The benchmarks provided indicate that LO-LARS is sufficiently fast for many practical datasets. For instance, in the case of the riboflavin dataset, where riboflavin levels and transcription of 4088 genes were measured in the bacterial culture of Bacillus subtilis, the algorithm demonstrates the capability to compute the LO function efficiently, finding the global optimum with early stopping criteria in approximately 0.5 seconds, contrasting with a full computation time of slightly over 3 seconds without early stopping.

Theoretical Foundations

The paper further develops the theoretical groundwork for understanding and implementing efficient solution paths for lasso problems.

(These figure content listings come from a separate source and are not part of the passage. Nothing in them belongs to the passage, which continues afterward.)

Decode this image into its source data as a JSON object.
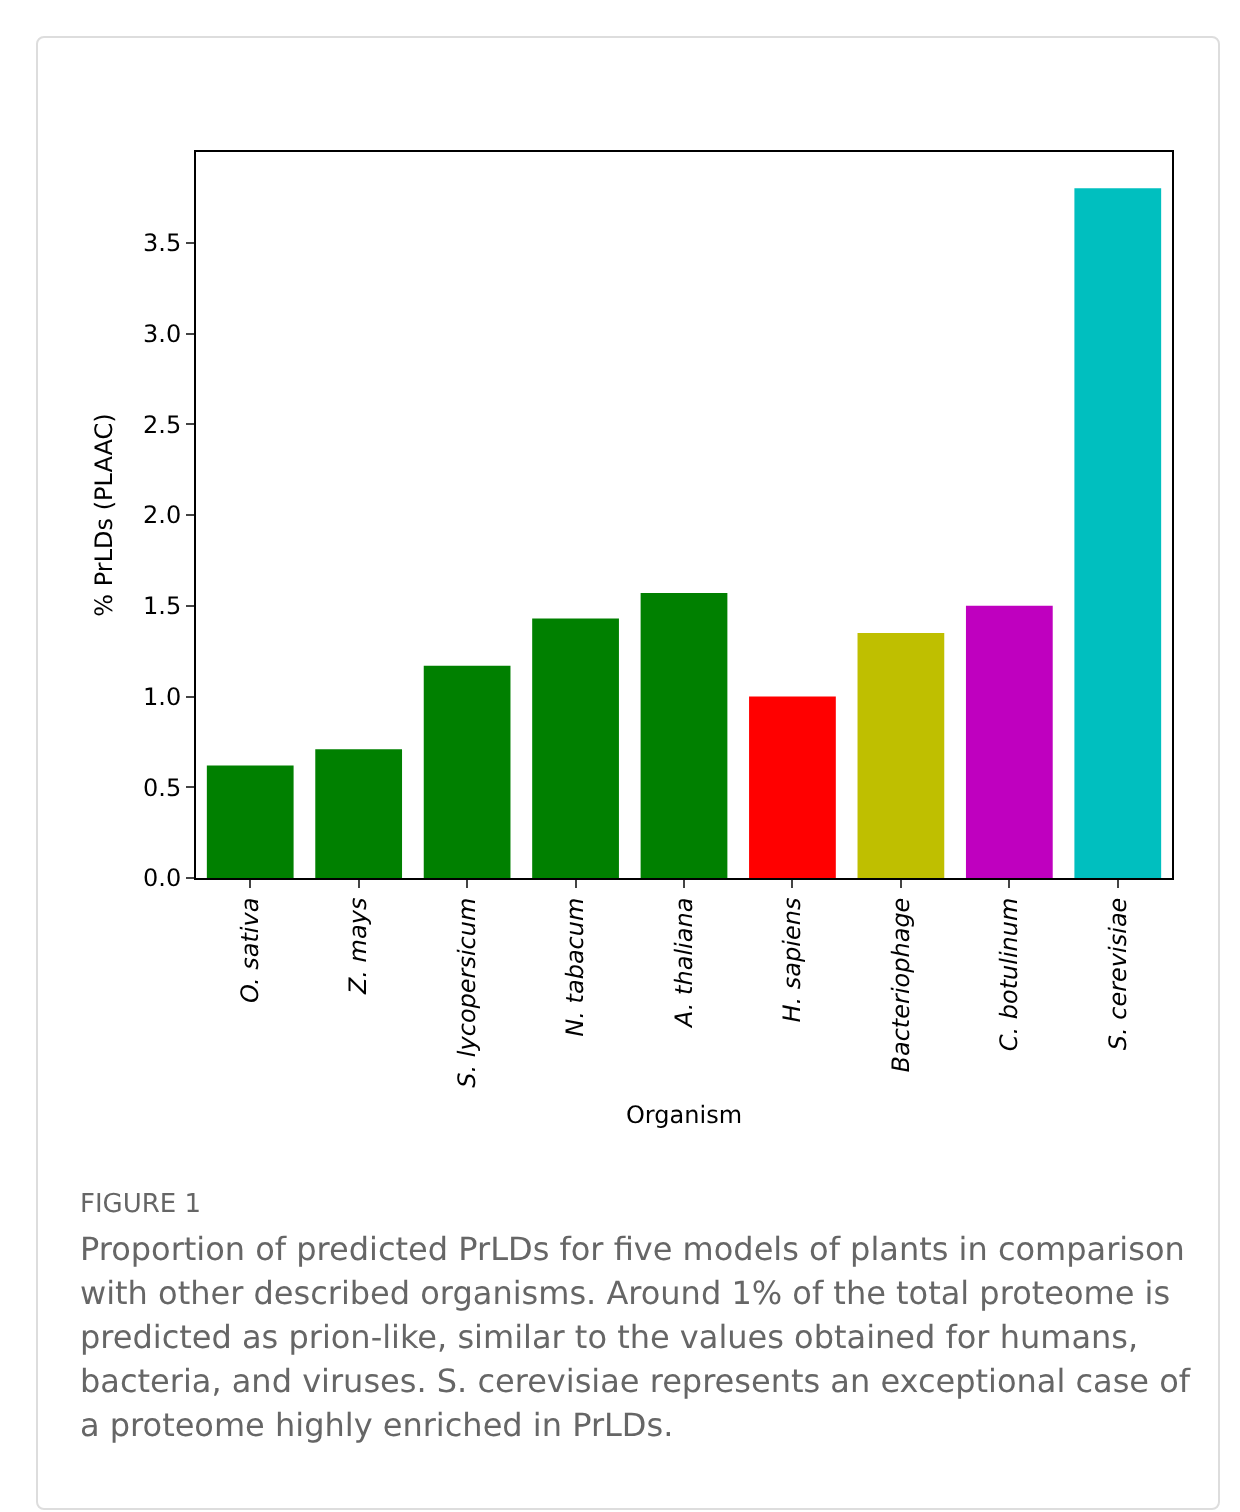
{
  "chart_data": {
    "type": "bar",
    "xlabel": "Organism",
    "ylabel": "% PrLDs (PLAAC)",
    "categories": [
      "O. sativa",
      "Z. mays",
      "S. lycopersicum",
      "N. tabacum",
      "A. thaliana",
      "H. sapiens",
      "Bacteriophage",
      "C. botulinum",
      "S. cerevisiae"
    ],
    "values": [
      0.62,
      0.71,
      1.17,
      1.43,
      1.57,
      1.0,
      1.35,
      1.5,
      3.8
    ],
    "colors": [
      "#008000",
      "#008000",
      "#008000",
      "#008000",
      "#008000",
      "#ff0000",
      "#bfbf00",
      "#bf00bf",
      "#00bfbf"
    ],
    "ylim": [
      0,
      4.0
    ],
    "yticks": [
      {
        "value": 0,
        "label": "0.0"
      },
      0.5,
      {
        "value": 1,
        "label": "1.0"
      },
      1.5,
      {
        "value": 2,
        "label": "2.0"
      },
      2.5,
      {
        "value": 3,
        "label": "3.0"
      },
      3.5
    ],
    "grid": false,
    "annotations": [
      "FIGURE 1",
      "Proportion of predicted PrLDs for five models of plants in comparison with other described organisms. Around 1% of the total proteome is predicted as prion-like, similar to the values obtained for humans, bacteria, and viruses. S. cerevisiae represents an exceptional case of a proteome highly enriched in PrLDs."
    ]
  }
}
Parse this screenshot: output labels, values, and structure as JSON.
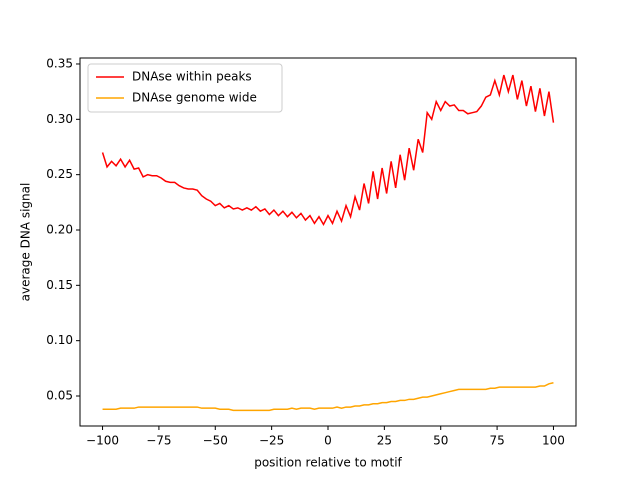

Detailed algorithms were concocted, leveraging convex optimization theory and incorporating the matrix inversion lemma to ensure computational feasibility.

The author discusses several key theorems, including those adapted from works by noted researchers like Ryan Tibshirani and Saharon Rosset, to elucidate properties of solution paths. Through rigorous proofs, the paper delineates conditions under which solution paths possess unique properties such as continuity and rank considerations, enhancing the robustness of LO-LARS in practical applications.

Implications and Future Directions

The integration of exact LO computation with lasso regression can significantly impact high-dimensional model selection by providing a more accurate measure of prediction error with reduced bias. Although generalized cross-validation (GCV) may outperform in certain problem structures where the design matrix is near-diagonal, LO retains its standing as a default method for many scenarios, due to its lower bias in n-fold cross-validation settings.

Future research may investigate adaptations of LO-LARS for structured datasets where the direct application of LO cross-validation is suboptimal. Additionally, exploring the potential of integrating LO-LARS with other regularization techniques and extending it to other statistical models or complex data transformations, such as those involving generalized linear models or high-dimensional datasets, could offer further advancements.

Conclusion

"Evaluation and Optimization of Leave-one-out Cross-validation for the Lasso" presents an efficient algorithm, LO-LARS, facilitating practical computation of the leave-one-out cross-validation for lasso problems. By optimizing the lasso shrinkage parameter, LO-LARS provides an exact means to minimize LO cross-validation errors, thereby offering enhanced model performance in comparison to traditional methods. This research underscores the importance of reducing bias in high-dimensional settings and advocates LO as a reliable estimation approach, albeit with considerations for specific dataset structures where alternative methods like GCV might be advantageous. Future research directions are poised to adapt these methodologies to an even broader class of problems and explore novel applications.